Powell a également indiqué que le comité de fixation des taux devait encore préciser la future trajectoire des taux d’intérêt. « À l’heure actuelle, nous n’avons encore pris aucune décision quant à la stratégie à suivre, et je tiens une fois de plus à souligner que nous sommes humbles et flexibles. » Les surprises éventuelles au niveau de l’inflation – à la hausse ou à la baisse – influenceront la voie à suivre. « Nous devrons prendre en compte les données que nous recevrons ainsi que les tendances du moment. »
La Fed reconnaît qu’elle n’a aucune idée de la direction que prendra l’inflation, à terme. Les incertitudes sont donc énormes. Omicron est-il le dernier variant du covid à menacer l’économie ? Le secteur des services pourra-t-il ensuite se reprendre, au détriment du secteur – en surchauffe – des biens ? La chaîne d’approvisionnement pourra-t-elle se rétablir à court terme ? Les Russes vont-ils calmer leurs ardeurs ? Autant de pièces importantes – mais peu claires – du grand puzzle de l’inflation.
Déflation chinoise ?
La suggestion de 50 points de base émise ce week-end par Bostic est un signe supplémentaire que le resserrement pourrait se faire plus vite qu’attendu par le marché. Ce dernier ne s’est pas laissé abattre, lundi matin, et a démarré la semaine dans un esprit positif. Le ralentissement de la croissance en Chine y est peut-être pour quelque chose. Il convient cependant de noter qu’une telle baisse des activités manufacturières n’est pas inhabituelle à l’approche des congés relatifs au Nouvel An chinois.

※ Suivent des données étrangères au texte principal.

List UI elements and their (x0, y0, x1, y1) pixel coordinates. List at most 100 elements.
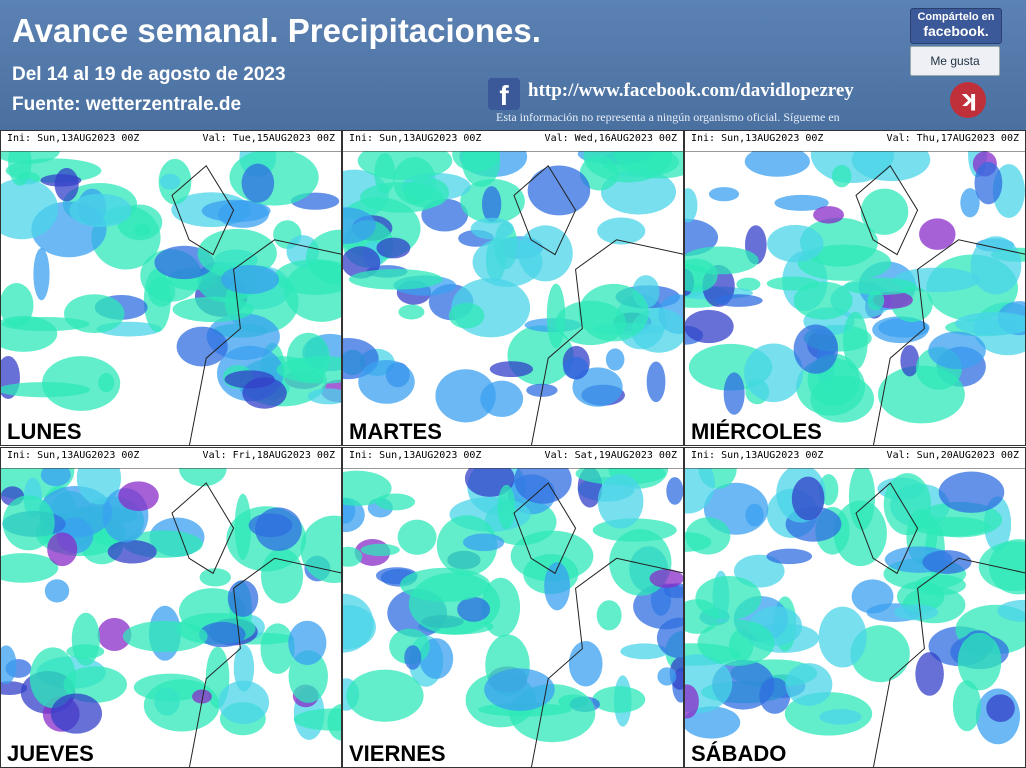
precip-area (922, 550, 972, 574)
precip-area (793, 281, 853, 320)
valid-time: Val: Sun,20AUG2023 00Z (886, 450, 1019, 461)
precip-area (176, 326, 228, 367)
panel: Ini: Sun,13AUG2023 00Z Val: Sun,20AUG2023… (684, 447, 1026, 768)
precip-area (736, 277, 761, 291)
title: Avance semanal. Precipitaciones. (12, 12, 541, 49)
precip-area (201, 199, 271, 223)
precip-area (481, 186, 502, 223)
precip-area (8, 151, 32, 186)
precip-area (397, 519, 437, 555)
share-label: Compártelo en (917, 11, 995, 23)
day-label: MARTES (349, 419, 442, 444)
precip-area (343, 605, 376, 650)
precip-area (233, 644, 255, 692)
coastline (171, 482, 235, 575)
precip-area (1, 382, 91, 398)
precip-area (33, 248, 50, 301)
precip-area (404, 645, 422, 670)
precip-area (744, 151, 810, 177)
precip-area (527, 165, 591, 216)
precip-area (484, 668, 555, 711)
precip-area (649, 569, 683, 588)
precip-area (343, 470, 392, 506)
precip-area (346, 669, 424, 722)
coastline (513, 165, 577, 256)
precip-area (766, 548, 813, 565)
precip-area (172, 296, 254, 323)
like-button[interactable]: Me gusta (910, 46, 1000, 76)
coastline (872, 239, 1025, 445)
precip-area (1, 178, 59, 240)
precip-area (118, 481, 159, 512)
precip-area (343, 546, 363, 567)
precip-area (50, 693, 103, 734)
precip-area (759, 677, 791, 714)
precip-area (986, 694, 1015, 723)
panel: Ini: Sun,13AUG2023 00Z Val: Thu,17AUG2023… (684, 130, 1026, 446)
precip-area (774, 194, 829, 211)
coastline (530, 557, 683, 767)
precip-area (69, 193, 132, 228)
precip-area (872, 316, 929, 344)
precip-area (810, 151, 895, 184)
precip-area (227, 580, 259, 617)
precip-area (29, 647, 76, 709)
precip-area (791, 476, 825, 521)
day-label: JUEVES (7, 741, 94, 766)
precip-area (957, 632, 1002, 691)
precip-area (276, 356, 341, 384)
map (1, 468, 341, 767)
map (685, 468, 1025, 767)
logo: ʞ (950, 82, 986, 118)
precip-area (398, 304, 425, 320)
share-button[interactable]: Compártelo en facebook. (910, 8, 1002, 44)
precip-area (1, 681, 28, 696)
source: Fuente: wetterzentrale.de (12, 94, 242, 115)
precip-area (568, 641, 603, 687)
precip-area (592, 686, 646, 713)
precip-area (241, 163, 275, 203)
valid-time: Val: Sat,19AUG2023 00Z (544, 450, 677, 461)
precip-area (860, 188, 909, 235)
precip-area (685, 517, 731, 555)
valid-time: Val: Thu,17AUG2023 00Z (886, 133, 1019, 144)
precip-area (597, 217, 646, 245)
valid-time: Val: Fri,18AUG2023 00Z (202, 450, 335, 461)
precip-area (435, 369, 496, 423)
precip-area (596, 600, 622, 631)
precip-area (348, 269, 443, 290)
precip-area (578, 283, 649, 342)
precip-area (915, 652, 944, 696)
precip-area (307, 388, 341, 405)
precip-area (44, 579, 70, 603)
precip-area (98, 373, 115, 393)
precip-area (685, 218, 719, 257)
precip-area (221, 264, 280, 295)
precip-area (143, 679, 220, 732)
url[interactable]: http://www.facebook.com/davidlopezrey (528, 80, 854, 101)
precip-area (274, 259, 341, 295)
precip-area (563, 356, 589, 380)
precip-area (767, 224, 824, 263)
precip-area (472, 237, 543, 287)
precip-area (71, 612, 100, 666)
coastline (513, 482, 577, 575)
precip-area (40, 468, 71, 487)
precip-area (343, 497, 365, 533)
disclaimer: Esta información no representa a ningún … (496, 110, 840, 124)
precip-area (723, 372, 745, 415)
precip-area (457, 596, 491, 622)
precip-area (697, 619, 775, 666)
precip-area (462, 533, 505, 552)
valid-time: Val: Wed,16AUG2023 00Z (544, 133, 677, 144)
precip-area (685, 309, 734, 344)
precip-area (288, 650, 328, 703)
precip-area (148, 276, 176, 307)
precip-area (833, 500, 887, 567)
precip-area (797, 244, 892, 281)
precip-area (913, 516, 991, 537)
precip-area (47, 532, 78, 567)
precip-area (819, 708, 862, 725)
precip-area (260, 548, 304, 604)
precip-area (614, 151, 683, 179)
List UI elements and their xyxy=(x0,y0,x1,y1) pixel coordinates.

En règle générale, les marchés ne se réjouissent pas d’un ralentissement de la croissance chinoise. Mais au cours des deux ou trois dernières décennies, l’inflation n’était pas un problème. Aujourd’hui, le ralentissement de la croissance en Chine pourrait freiner l’inflation mondiale. Super ! Dans ce scénario, tout nouvel assouplissement de la politique monétaire chinoise pourrait faire reculer le cours du yuan. Les prix à l’exportation baisseraient en Chine et les partenaires commerciaux pourraient ainsi importer des produits chinois à bon prix. Finalement, cela pourrait être une agréable surprise au milieu des turbulences inflationnistes. J’utilise explicitement le conditionnel parce que, comme Powell, nous sommes devenus humbles au cours de l’année écoulée en matière de prévision de l’inflation. Les données macroéconomiques à venir devraient nous guider.